Since 2009, the Brass Tacks Ensemble has specialized in creative reinterpretations of works from the classic and modern stage repertoire. The troupe lives up to its name by paring away inessentials under the rubric “less is more.” One of the principles listed in their mission statement reads: “Theater is metaphor. The ‘bare bones’ approach frees the audience’s imagination.”
Brass Tacks’ production of Eugene O’Neill’s expressionist masterpiece The Hairy Ape will open August 2 at Kerrytown Concert House, a space no larger than the tiny Greenwich Village theater where it was premiered ninety-six years ago. Hairy Ape is difficult to stage. The script makes for a gnarly read, largely because of O’Neill’s penchant for ethnic and regional dialect. Watching the all-female cast rehearse the play under the direction of Isaac Ellis, I admired their ability and willingness to take it on.
Yank is a gruff, burly alpha-male laborer who dominates a team of coal-slingers in the grimy stokehole of a steam-powered ocean liner. Mildred, the affluent daughter of the steel magnate who owns the ship, decides to visit the boiler room to glimpse her father’s underlings in action. Draped in a diaphanous white outfit, she comes face-to-face with Yank as he is violently cussing out an engineer. Appalled by his ferocity and appearance, she swoons after calling him a filthy beast. For all his tough-guy posturing, Yank’s feelings are clearly hurt. We see him wrestling with conflicting emotions: rage at the ruling class, gnawing self-doubt, and resentful fascination with the girl who his fellow workers say regarded him as a hairy ape on the loose: “She looked it at you if she didn’t say the word itself.”
His confusion takes on surreal dimensions when New York’s Fifth Avenue looms like a bourgeois purgatory where he is made to feel eerily powerless and marginalized.
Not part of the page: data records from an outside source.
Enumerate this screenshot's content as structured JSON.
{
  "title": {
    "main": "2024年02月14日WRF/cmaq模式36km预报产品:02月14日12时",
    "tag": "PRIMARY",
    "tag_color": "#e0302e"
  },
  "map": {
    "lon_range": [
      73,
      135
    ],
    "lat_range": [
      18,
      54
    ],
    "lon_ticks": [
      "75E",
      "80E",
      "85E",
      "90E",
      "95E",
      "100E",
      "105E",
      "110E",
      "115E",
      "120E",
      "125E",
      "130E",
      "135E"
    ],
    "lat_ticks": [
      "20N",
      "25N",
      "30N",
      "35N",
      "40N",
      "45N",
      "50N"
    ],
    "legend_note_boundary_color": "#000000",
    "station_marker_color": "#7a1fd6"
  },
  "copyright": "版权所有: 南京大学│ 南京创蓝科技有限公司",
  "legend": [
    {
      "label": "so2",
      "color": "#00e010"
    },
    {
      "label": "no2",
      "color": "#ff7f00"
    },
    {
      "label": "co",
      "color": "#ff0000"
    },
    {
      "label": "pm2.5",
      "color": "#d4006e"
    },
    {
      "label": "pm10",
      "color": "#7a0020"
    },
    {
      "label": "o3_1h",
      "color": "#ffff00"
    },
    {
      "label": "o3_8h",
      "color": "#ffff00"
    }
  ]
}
Jailed and later roughly ejected from a local I.W.W. office when he makes it known that he’d like to sabotage the entire steel industry with bombs, he ends up at the zoo, engaged in heart-to-heart dialogue with a composite gorilla, formed by the skillfully entwined bodies of the other actors. Observing Angela Dill rehearse Yank’s monkey-house monologue, I was moved to tears by the outcast’s desperate desire to find space or company where he can feel like he belongs.
America is experiencing a bit of a Hairy Ape revival, and this artful critique of class hierarchy seems to resonate strongly with the public. Yet Ellis says the Brass Tacks credo values universality over “speaking to the times.” When the company staged Jean Paul Sartre’s No Exit, for example, the run coincided with the presidential election of 2016 and its immediate aftermath. “We didn’t plan it that way and did nothing to alter the show. The audiences picked up on what they wanted to.”